19.Bölüm

5.7K 387 43
                                    

Ben geldim hoşunuza gidecek bir bölümle geldim efendim
Keyifli okumalar:)

HÜMA NUR KAYA

Heyacandan titreyen ellerimi yok sayarak masanın üzerindeki telefonu alıp Aramalar kısmından Arafın üzerine tıkladım, bir kaç saniye sonra telefon açılınca arkadan gelen seslere şahit oldum.Tabi sevdiğiminde.

"Efendim güzelim"
Arafın konuşmasıyla tam duyulmasada Ayazın sesini işitmiştim.
"Evlere şenlik kızınız var bizimde onda gözümüz var belki birazda nazınız var almaya gelicez vallahii, şansınız yok billahiii! "
Duyduğum şeylerle ben gülerken Ayazın ya abimden ya kocam olacak adamdan şamarı yediğini duymuştum.

"Gerzek gerzek konuşup benim asabımı bozma, zaten niye burdayım anlamıyorum, kız tarafıyım lan ben kız tarafı ne işim var sizin yanınızda şimdi kız kardeşimin yanında olup bu dangalağın bütün rezilliklerini anlatmam gerekiyordu gel abim vazgeç sana daha iyi birini buluruz demem gerekiyordu ,siz gelince vazgeçtik kızımızı vermicez diyip o kapıyı yüzünüze çarpmam gerekiyodu"

Abim hayıflanırken konuştum.
"Nasılda iyi biliyorum ama tam tahmin ettiğim gibi"
Tekrar güldüğümde sevdiğimin sesi geldi kulaklarıma.
"kafamın etini yedi bir saatten beri getireceğim çiçek çikolataya bile laf etti adam, Hüma bunları beğenmez diye en sonunda dalacam ondan sonra görücek beğeniyomu beğenmiyomu."

Gülmem kahkaha dönüşürken sessiz ve ciddiyetle tekrar konuştu.
"beğenmezmisin gerçekten"
Çoçuksu tavrıyla dudaklarım büzülmüştü yiyecektim ben bu adamı.
"Ben seni beğenmişim çiçek çikolata yanında sönük kalır"

Dediğimde o güzel gülüşüyle kalbimi şenlendirmişti Arsız beyfendi.
"Lan ne gülüp duruyorsun orda zaten hiç memnun değilim şuan sizin yanınızda olmaktan bir de gelmiş gülüyorsun karşımda kafayı yicem burda ha"
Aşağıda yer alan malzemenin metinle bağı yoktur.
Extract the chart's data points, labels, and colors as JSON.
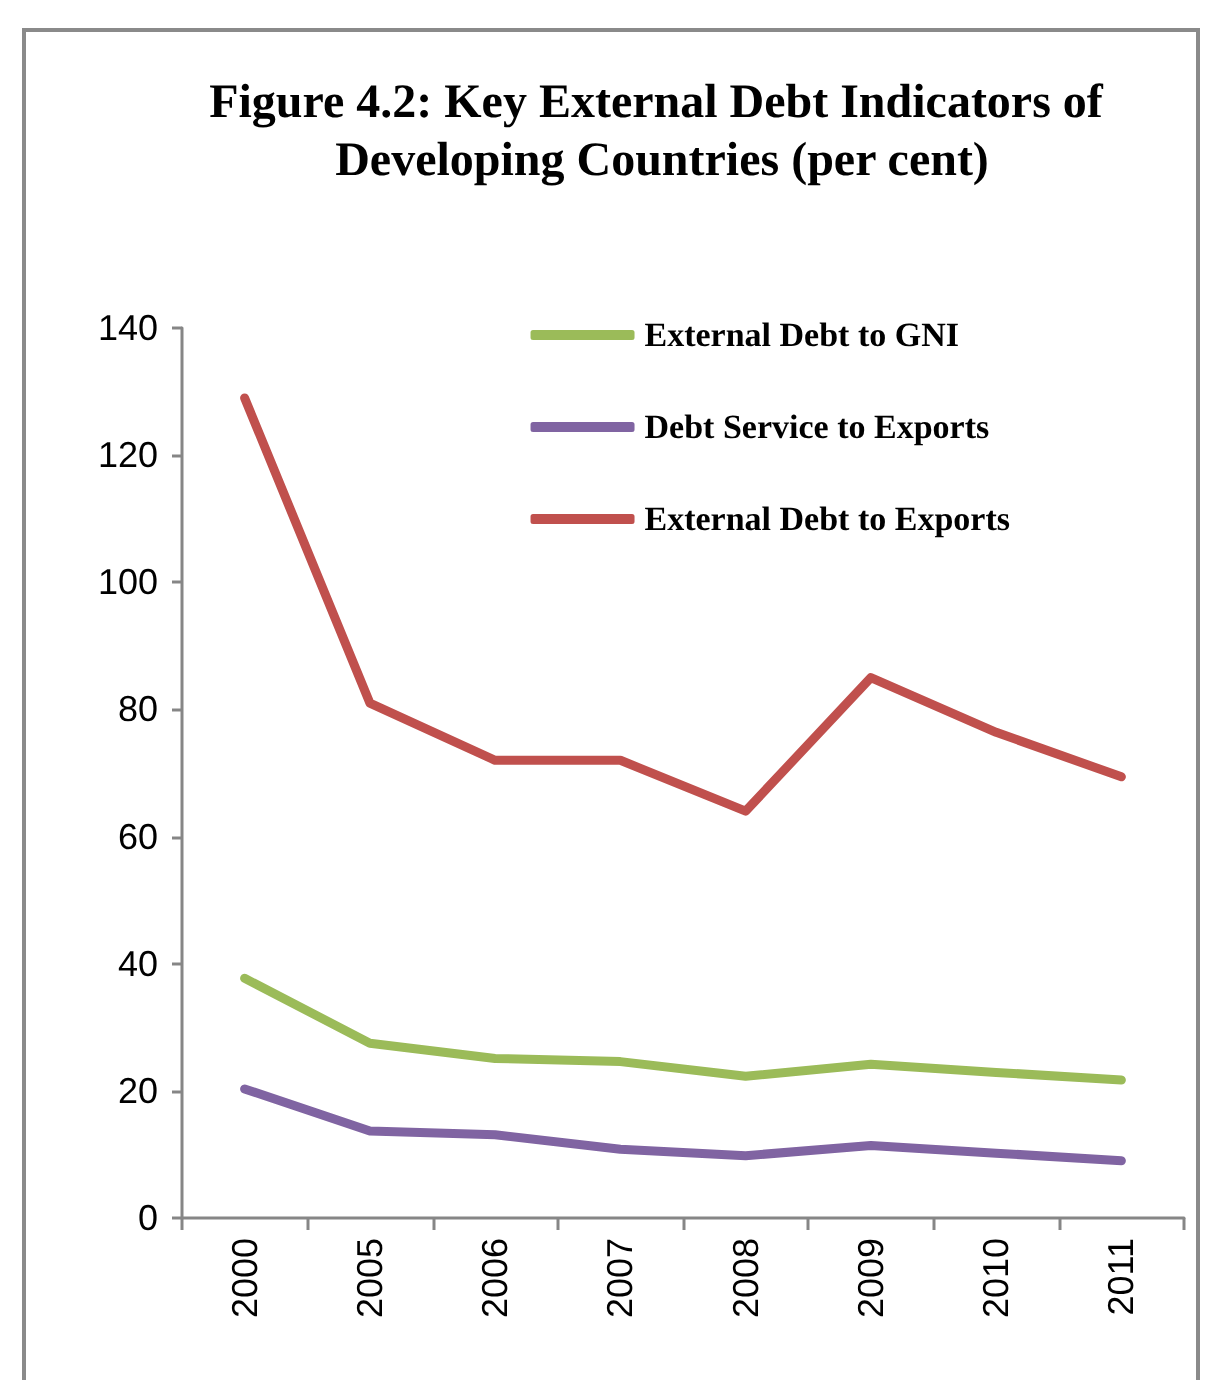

"Ayıp ediyorsunuz komutanım hiç insan silah arkadaşlarına böyle laflar edermi, yakıştıramadım size"
Ardınç cıkcıklarken abimin bağırışı gelmişti yine gerçekten sinirden en sonunda kıpkırmızı olacaktı adam.
"Ben sana bir yakıştırıcam şimdi görüceksin"

Dediğinde tekrar lafa girdim.
"Valla onu siz orada zor tutuyosunuz buraya gelince ne yapıcaz"
"Gazamız mübarek olsun Hüma Hanım napalım çekecez artık koca ayıyı"

Arafın konuşması bitmeden arkadaki çekiştirme seslerinden sonra abimin telefonu aldığından emin olmuştum.
"kız kardeşim umarım bu hödük için çok hazılanmamışsındır çünkü kendileri seni bile haketmezken daha fazlasının lüzumu yok, olamaz yoksa şımarır bende dövmek zorunda kalırım"

"sabah ezanından beri hazırlanıyorum abi sence iyi mi"
Dememe kalmadan tekrar bir çekiştirme savaşına girmişlerdi bile.
"Ver lan şu telefonu, iki dakika konuşturmuyosun"

En son duyduğum düşme sesiyle elimi anlıma vurdum gerçekten kedi köpek gibiydiler kafayı sıyırıcaktım.
"Selamünaleyküm yenge akşam şerifleriniz nasıl, kusura bakmayın sizi komutanımdan alıkoymak istemezdim ama malesef şuan irtibat kurabilceğeniz bir şekilde değil kendileri"

Beni tekrar bir gülme tutarken iki başım belası beyefendiye seslendim.
"Alparslan söyle onlara böyle devam ederlerse içeriye almıcam, dımdızlak ortada kalıcaklar"

Dediğimde Alparslan aynen aktarmıştı.
"yengem diyoki böyle devam ederlerse içeri almıcam, dımdızlak ortada kalıcaklar, dedi"
Arkadaki hengame durduğunda ne demek istediğimin anlaşıldığını anlamıştım.

"Sende ver şunu adam akıllı konuşturmuyosunuz adamı"
Araf telefonu alınca benimle konuşmadan önce sesini düzeltmişti, beyefendinin inceliğinden biz kırılıcaktık burada.